Paintball shooters say it's just a game: 'We're not doing anything violent'

CHARLOTTE, N.C. — One day after starting a paintball shootout during rush hour in southwest Charlotte, the men behind it told Channel 9 it was all a game and that they meant no harm.

Chopper 9 Skyzoom flew over the scene Wednesday along Arrowood Road, where police had pulled over two vehicles that were covered in paint.

A red Chevrolet Camaro was covered with yellow dots of paint on Arrowood Road while around the corner a gray sedan was covered in blue paint.


Myles Coleman and Marcus Adams told Eyewitness News reporter Stephanie Tinoco they meant no harm, claiming their intention was to combat violence in the streets by encouraging people to drop their real guns and pick up paintball guns instead.

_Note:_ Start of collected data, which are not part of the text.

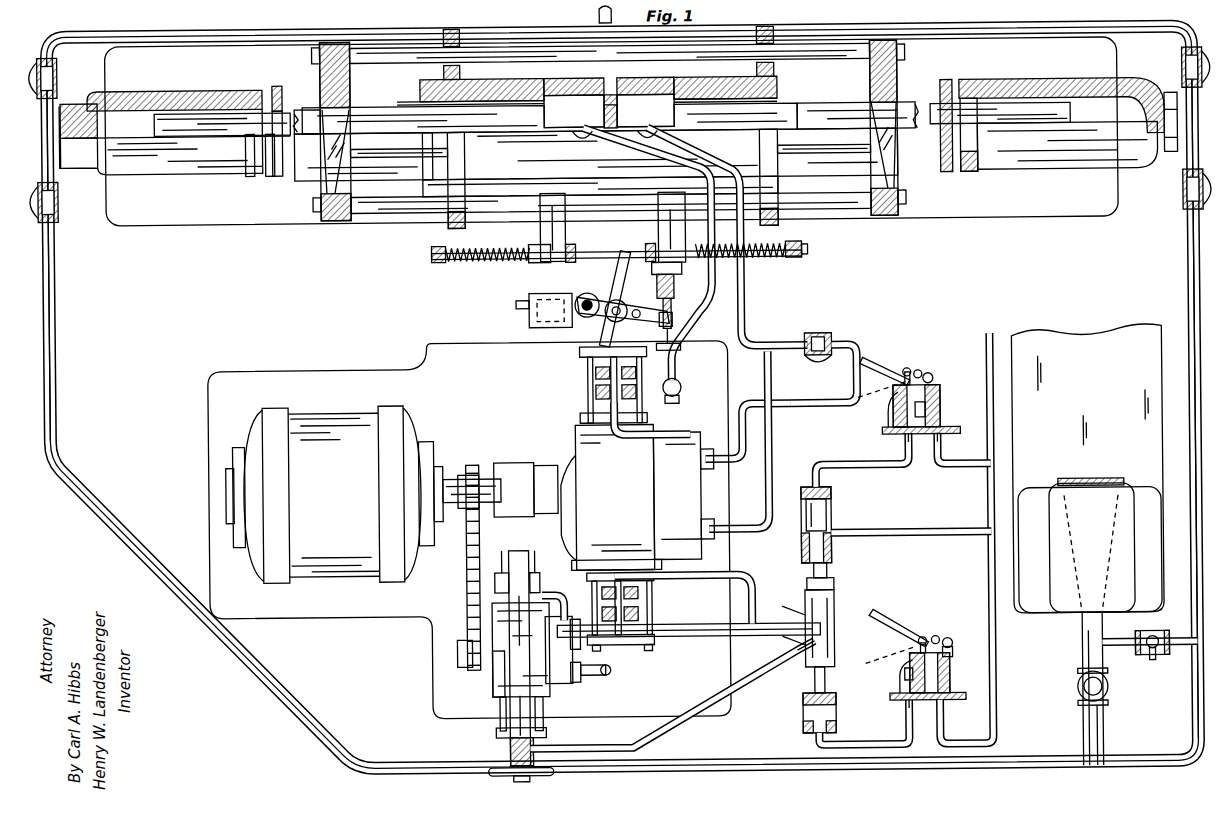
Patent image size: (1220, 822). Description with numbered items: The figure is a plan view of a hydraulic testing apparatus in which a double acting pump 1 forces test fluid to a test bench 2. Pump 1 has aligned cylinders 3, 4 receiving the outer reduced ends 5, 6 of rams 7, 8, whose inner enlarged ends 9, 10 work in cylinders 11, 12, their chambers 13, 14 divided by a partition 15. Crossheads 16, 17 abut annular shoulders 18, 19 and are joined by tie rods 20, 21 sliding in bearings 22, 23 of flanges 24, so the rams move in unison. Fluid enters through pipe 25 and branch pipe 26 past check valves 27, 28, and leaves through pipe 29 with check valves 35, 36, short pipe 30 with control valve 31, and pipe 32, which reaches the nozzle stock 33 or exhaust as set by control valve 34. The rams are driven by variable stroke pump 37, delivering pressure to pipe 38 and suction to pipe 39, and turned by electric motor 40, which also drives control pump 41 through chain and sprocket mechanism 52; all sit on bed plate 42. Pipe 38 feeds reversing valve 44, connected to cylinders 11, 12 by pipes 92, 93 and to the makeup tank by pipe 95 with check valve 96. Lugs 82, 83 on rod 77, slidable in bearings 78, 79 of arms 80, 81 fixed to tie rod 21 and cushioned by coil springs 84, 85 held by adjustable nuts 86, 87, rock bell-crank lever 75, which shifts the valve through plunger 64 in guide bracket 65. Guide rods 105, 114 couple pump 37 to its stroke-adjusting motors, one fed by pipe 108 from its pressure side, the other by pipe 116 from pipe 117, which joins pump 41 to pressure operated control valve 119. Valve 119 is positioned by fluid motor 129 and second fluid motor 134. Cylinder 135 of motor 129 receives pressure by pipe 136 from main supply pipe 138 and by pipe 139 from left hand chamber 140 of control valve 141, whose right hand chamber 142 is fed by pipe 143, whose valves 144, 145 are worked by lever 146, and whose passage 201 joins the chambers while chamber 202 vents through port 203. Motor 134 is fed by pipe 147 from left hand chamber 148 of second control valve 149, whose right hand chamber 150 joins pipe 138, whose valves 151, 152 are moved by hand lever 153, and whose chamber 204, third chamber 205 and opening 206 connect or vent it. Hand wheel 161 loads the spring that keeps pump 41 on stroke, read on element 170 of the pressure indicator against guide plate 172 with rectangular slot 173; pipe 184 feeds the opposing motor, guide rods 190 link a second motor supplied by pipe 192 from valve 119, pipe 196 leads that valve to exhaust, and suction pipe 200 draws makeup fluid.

The double acting pump 1 is at (1015, 186).
The test bench 2 is at (1087, 468).
The cylinder 3 is at (172, 92).
The cylinder 4 is at (1052, 90).
The outer reduced end of ram 5 is at (232, 126).
The outer reduced end of ram 6 is at (1008, 122).
The ram 7 is at (316, 118).
The ram 8 is at (945, 115).
The inner enlarged end of ram 9 is at (510, 125).
The inner enlarged end of ram 10 is at (822, 122).
The cylinder 11 is at (545, 90).
The cylinder 12 is at (712, 90).
The chamber 13 is at (575, 110).
The chamber 14 is at (660, 112).
The partition 15 is at (621, 112).
The crosshead 16 is at (332, 180).
The crosshead 17 is at (905, 180).
The annular shoulder 18 is at (366, 160).
The annular shoulder 19 is at (855, 160).
The tie rod 20 is at (400, 66).
The tie rod 21 is at (386, 216).
The bearing 22 is at (466, 40).
The bearing 23 is at (452, 224).
The laterally extending flanges 24 is at (425, 190).
The pipe 25 is at (602, 18).
The branch pipe 26 is at (955, 30).
The check valve 27 is at (62, 62).
The check valve 28 is at (1185, 66).
The pipe 29 is at (58, 372).
The short pipe 30 is at (1190, 660).
The control valve 31 is at (1147, 666).
The pipe 32 is at (1080, 646).
The nozzle stock 33 is at (1101, 621).
The control valve 34 is at (1075, 695).
The check valve 35 is at (62, 216).
The check valve 36 is at (1185, 208).
The high pressure variable stroke pump 37 is at (575, 440).
The pressure pipe 38 is at (735, 462).
The suction pipe 39 is at (773, 450).
The electric motor 40 is at (415, 426).
The control pump 41 is at (578, 684).
The bed plate 42 is at (392, 621).
The reversing valve 44 is at (683, 393).
The chain and sprocket mechanism 52 is at (465, 578).
The plunger 64 is at (588, 322).
The guide bracket 65 is at (540, 327).
The bell-crank lever 75 is at (616, 264).
The rod 77 is at (603, 256).
The bearing 78 is at (530, 264).
The bearing 79 is at (683, 277).
The arm 80 is at (567, 236).
The arm 81 is at (687, 236).
The lug 82 is at (570, 267).
The lug 83 is at (652, 249).
The coil spring 84 is at (470, 265).
The coil spring 85 is at (782, 265).
The adjustable nut 86 is at (433, 258).
The adjustable nut 87 is at (809, 256).
The pipe 92 is at (722, 346).
The pipe 93 is at (746, 310).
The pipe 95 is at (820, 410).
The check valve 96 is at (822, 340).
The guide rods 105 is at (588, 384).
The pipe 108 is at (640, 442).
The guide rods 114 is at (585, 590).
The pipe 116 is at (748, 585).
The pipe 117 is at (695, 642).
The pressure operated control valve 119 is at (832, 589).
The fluid motor 129 is at (800, 530).
The second fluid motor 134 is at (800, 718).
The cylinder 135 is at (830, 517).
The pipe 136 is at (926, 539).
The main supply pipe 138 is at (988, 506).
The pipe 139 is at (864, 476).
The left hand chamber 140 is at (900, 430).
The control valve 141 is at (940, 405).
The right hand chamber 142 is at (940, 420).
The pipe 143 is at (930, 476).
The valve 144 is at (905, 378).
The valve 145 is at (931, 393).
The lever 146 is at (880, 372).
The pipe 147 is at (862, 748).
The left hand chamber 148 is at (905, 690).
The second control valve 149 is at (950, 668).
The right hand chamber 150 is at (948, 683).
The valve 151 is at (905, 660).
The valve 152 is at (940, 645).
The hand lever 153 is at (880, 621).
The hand wheel 161 is at (540, 781).
The element of pressure indicator 170 is at (517, 724).
The guide plate 172 is at (517, 637).
The rectangular slot 173 is at (490, 672).
The pipe 184 is at (562, 598).
The guide rods 190 is at (497, 712).
The pipe 192 is at (690, 722).
The pipe 196 is at (790, 641).
The suction pipe 200 is at (598, 679).
The passage 201 is at (937, 443).
The chamber 202 is at (895, 410).
The port 203 is at (897, 441).
The chamber 204 is at (940, 709).
The third chamber 205 is at (905, 680).
The opening 206 is at (910, 705).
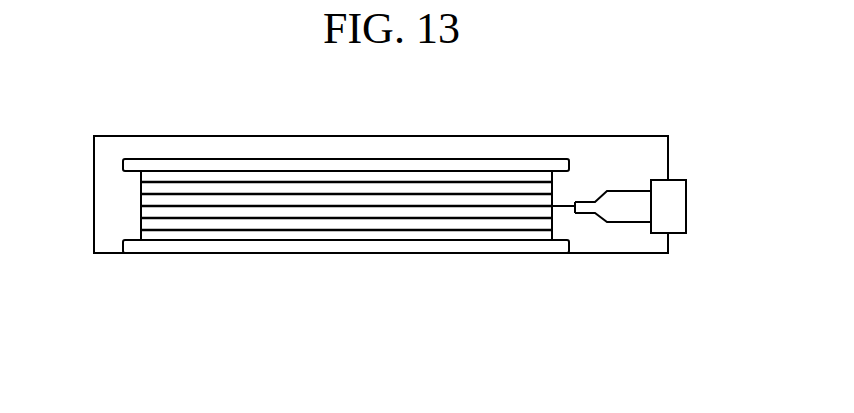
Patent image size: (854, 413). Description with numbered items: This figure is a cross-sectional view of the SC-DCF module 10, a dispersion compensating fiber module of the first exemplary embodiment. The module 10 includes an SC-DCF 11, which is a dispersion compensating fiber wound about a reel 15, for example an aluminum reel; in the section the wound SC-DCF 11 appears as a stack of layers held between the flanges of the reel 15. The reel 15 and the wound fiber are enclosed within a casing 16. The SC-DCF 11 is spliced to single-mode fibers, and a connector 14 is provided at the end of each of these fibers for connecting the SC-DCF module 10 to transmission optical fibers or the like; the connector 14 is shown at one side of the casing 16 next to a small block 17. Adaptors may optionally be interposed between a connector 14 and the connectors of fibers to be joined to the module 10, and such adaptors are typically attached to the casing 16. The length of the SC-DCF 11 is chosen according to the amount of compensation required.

The SC-DCF module 10 is at (427, 217).
The SC-DCF 11 is at (177, 230).
The connector 14 is at (630, 192).
The reel 15 is at (136, 127).
The casing 16 is at (358, 262).
The terminal box 17 is at (686, 205).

"We're not doing (anything) violent. We're not shooting at random people, hurting people. We're doing it amongst our groups, people who know about it," Adams said.

The two friends wanted to start a movement using the childhood game, tag, but with paintball guns. They claim it’s a way to tackle crime by giving people a way to hash things out without real guns.

"It's only with the group of people (who are) involved that we have a group message with,” Adams said. “If I catch you at the gas station pumping your gas and I tag your car, now you're it, so now you're trying to catch me somewhere. I'm pumping my gas or trying to get food in the drive-through."

CMPD spokesman Rob Tufano said this effort is irresponsible and comes with serious risks.

"I understand people want to draw attention to issues, but this is just an irresponsible way to go about it. From a public standpoint, it's idiotic. It could have hurt somebody out there," Tufano said. "How do I know the difference between a gun and a paintball gun if I'm in the middle of traffic at 4 o’clock in the afternoon on a main road? I don't know what's going on."

CMPD is encouraging the group to reach out to the department to talk about creative ways to address gun violence.

"There's just got to be a more responsible way of going about it," Tufano said. "If they got some creative ideas that aren't dangerous or irresponsible we're all ears."